Los días siguientes, y pese a que efectivamente el problema en su línea ADSL había quedado resuelto, volvió a llamar de manera casi compulsiva al servicio de atención al cliente, empleando las más diversas argucias para intentar por todos los medios que, aún sin saber su nombre, pudieran volverle a pasar con la persona que la había atendido. Suplicó, se enfadó, se hizo pasar por la pariente de un alto responsable de la compañía telefónica… pero nada surgió efecto. A cada nuevo intento le seguía un deseo irreprimible por masturbarse; fantaseaba con aquella voz que se le había grabado en lo más profundo, aunque el resultado nunca volvería a ser el mismo. Una semana después, desistió de su intento por volver a contactar con aquella voz.

Desde entonces, nada había sido igual. Los amantes agendados perdieron todo el sabor para ella. Así que, fueron cayendo uno tras otro. Se suplían; compañeros de trabajo, amigos de amigos, encuentros casuales… hasta que Teresa se dio cuenta de una cosa. Lo que hasta entonces hubiera guiado la elección de sus amantes y hubiera encendido su deseo, ahora había sido sustituido, casi exclusivamente, por la voz, por una proximidad lo más cercana posible a aquella voz original que se había convertido en la única dueña de sus deseos sexuales. Y fue cuando Teresa descubrió que no existen dos voces humanas iguales, o lo que es lo mismo, se dio cuenta de que nunca encontraría la fuente originaria de su placer, en ningún otro humano que no fuera aquel interlocutor.

Sedujo a uno de los más prestigiosos psicoanalistas del país para intentar reconducir su deseo hacia los parámetros anteriores a oír la voz… pero sin éxito. Ni en el diván ni en la cama. El discurso le sonaba interesante, pero las palabras que lo articulaban la aburrían, y en la cama… bueno, en la cama, todo él le aburría. Y así fueron pasando, unos tras otros, distintos amantes, por el cuerpo de Teresa. De cantantes a locutores radiofónicos, de actores a un logopeda que aseguraba poder transformar la voz de cualquier ser humano en la que él quisiera y, en medio, cualquiera cuyo timbre pudiera recordarle, aunque fuera vagamente, a aquel operador telefónico.

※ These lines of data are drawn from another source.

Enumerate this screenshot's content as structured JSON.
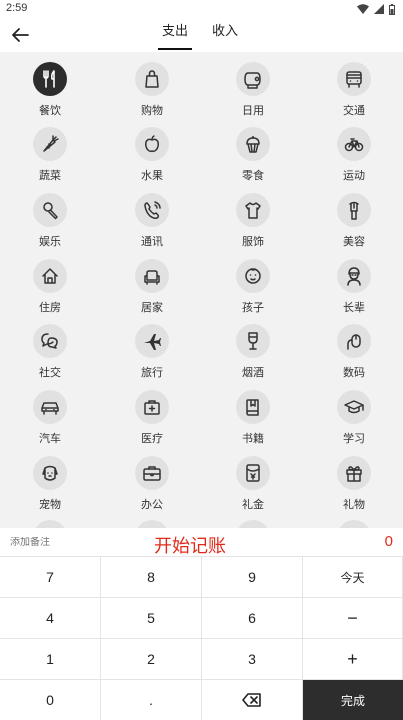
{
  "status_bar": {
    "time": "2:59"
  },
  "header": {
    "tabs": [
      {
        "label": "支出",
        "active": true
      },
      {
        "label": "收入",
        "active": false
      }
    ]
  },
  "categories": [
    {
      "label": "餐饮",
      "icon": "utensils-icon",
      "selected": true
    },
    {
      "label": "购物",
      "icon": "shopping-bag-icon"
    },
    {
      "label": "日用",
      "icon": "toilet-paper-icon"
    },
    {
      "label": "交通",
      "icon": "bus-icon"
    },
    {
      "label": "蔬菜",
      "icon": "carrot-icon"
    },
    {
      "label": "水果",
      "icon": "apple-icon"
    },
    {
      "label": "零食",
      "icon": "cupcake-icon"
    },
    {
      "label": "运动",
      "icon": "bicycle-icon"
    },
    {
      "label": "娱乐",
      "icon": "microphone-icon"
    },
    {
      "label": "通讯",
      "icon": "phone-icon"
    },
    {
      "label": "服饰",
      "icon": "tshirt-icon"
    },
    {
      "label": "美容",
      "icon": "lipstick-icon"
    },
    {
      "label": "住房",
      "icon": "house-icon"
    },
    {
      "label": "居家",
      "icon": "sofa-icon"
    },
    {
      "label": "孩子",
      "icon": "baby-icon"
    },
    {
      "label": "长辈",
      "icon": "elder-icon"
    },
    {
      "label": "社交",
      "icon": "chat-bubbles-icon"
    },
    {
      "label": "旅行",
      "icon": "airplane-icon"
    },
    {
      "label": "烟酒",
      "icon": "wine-glass-icon"
    },
    {
      "label": "数码",
      "icon": "mouse-icon"
    },
    {
      "label": "汽车",
      "icon": "car-icon"
    },
    {
      "label": "医疗",
      "icon": "medical-kit-icon"
    },
    {
      "label": "书籍",
      "icon": "book-icon"
    },
    {
      "label": "学习",
      "icon": "graduation-cap-icon"
    },
    {
      "label": "宠物",
      "icon": "pet-icon"
    },
    {
      "label": "办公",
      "icon": "briefcase-icon"
    },
    {
      "label": "礼金",
      "icon": "red-envelope-icon"
    },
    {
      "label": "礼物",
      "icon": "gift-icon"
    }
  ],
  "note": {
    "placeholder": "添加备注"
  },
  "start_text": "开始记账",
  "amount": "0",
  "keypad": [
    {
      "label": "7"
    },
    {
      "label": "8"
    },
    {
      "label": "9"
    },
    {
      "label": "今天"
    },
    {
      "label": "4"
    },
    {
      "label": "5"
    },
    {
      "label": "6"
    },
    {
      "label": "−"
    },
    {
      "label": "1"
    },
    {
      "label": "2"
    },
    {
      "label": "3"
    },
    {
      "label": "+"
    },
    {
      "label": "0"
    },
    {
      "label": "."
    },
    {
      "label": ""
    },
    {
      "label": "完成"
    }
  ],
  "colors": {
    "accent_red": "#e02a1a",
    "dark": "#2d2d2d",
    "grid_bg": "#f2f2f2",
    "circle_bg": "#e1e1e1"
  }
}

En mayor o menor medida, todas esas experiencias fueron desastrosas, hasta ayer. Porque ayer, algo completamente inesperado le sucedió a Teresa.

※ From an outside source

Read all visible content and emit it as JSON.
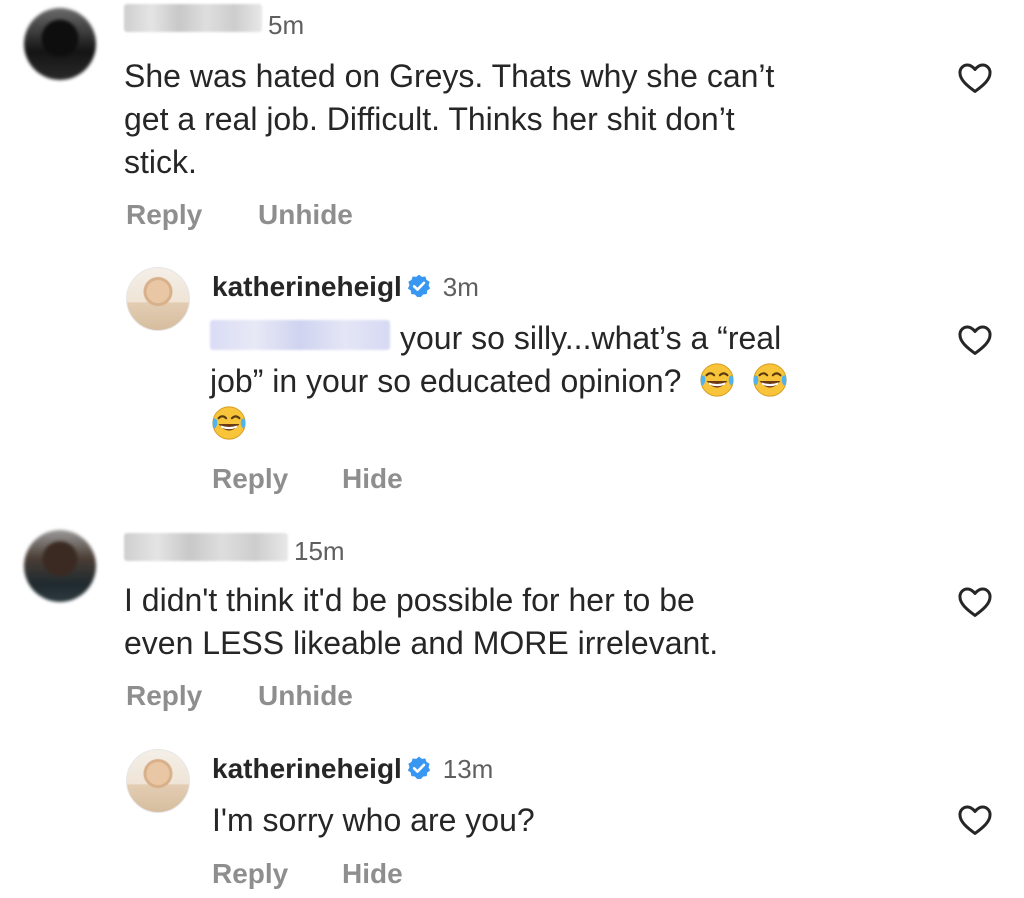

Mientras intentaba enviar un informe desde el correo personal de su casa, la conexión a Internet  volvió a fallar. Y, de nuevo, tras la comunicación con la cinta pregrabada le pasaron con un operador. Y, cuando la voz medio gangosa y con acento extranjero de su interlocutor, que en nada se parecía a la voz anhelada, le preguntó; “¿En qué puedo ayudarle?”, Teresa sintió que todo el deseo volvía a apoderarse de ella, que todos los poros y orificios de su cuerpo se entreabrían y que sus dedos temblorosos empezaban a recorrer su cuerpo, como una frenética araña hambrienta de su gozo.

Y aullando entre los espasmos rítmicos de su vagina, Teresa creyó comprender algo de su deseo.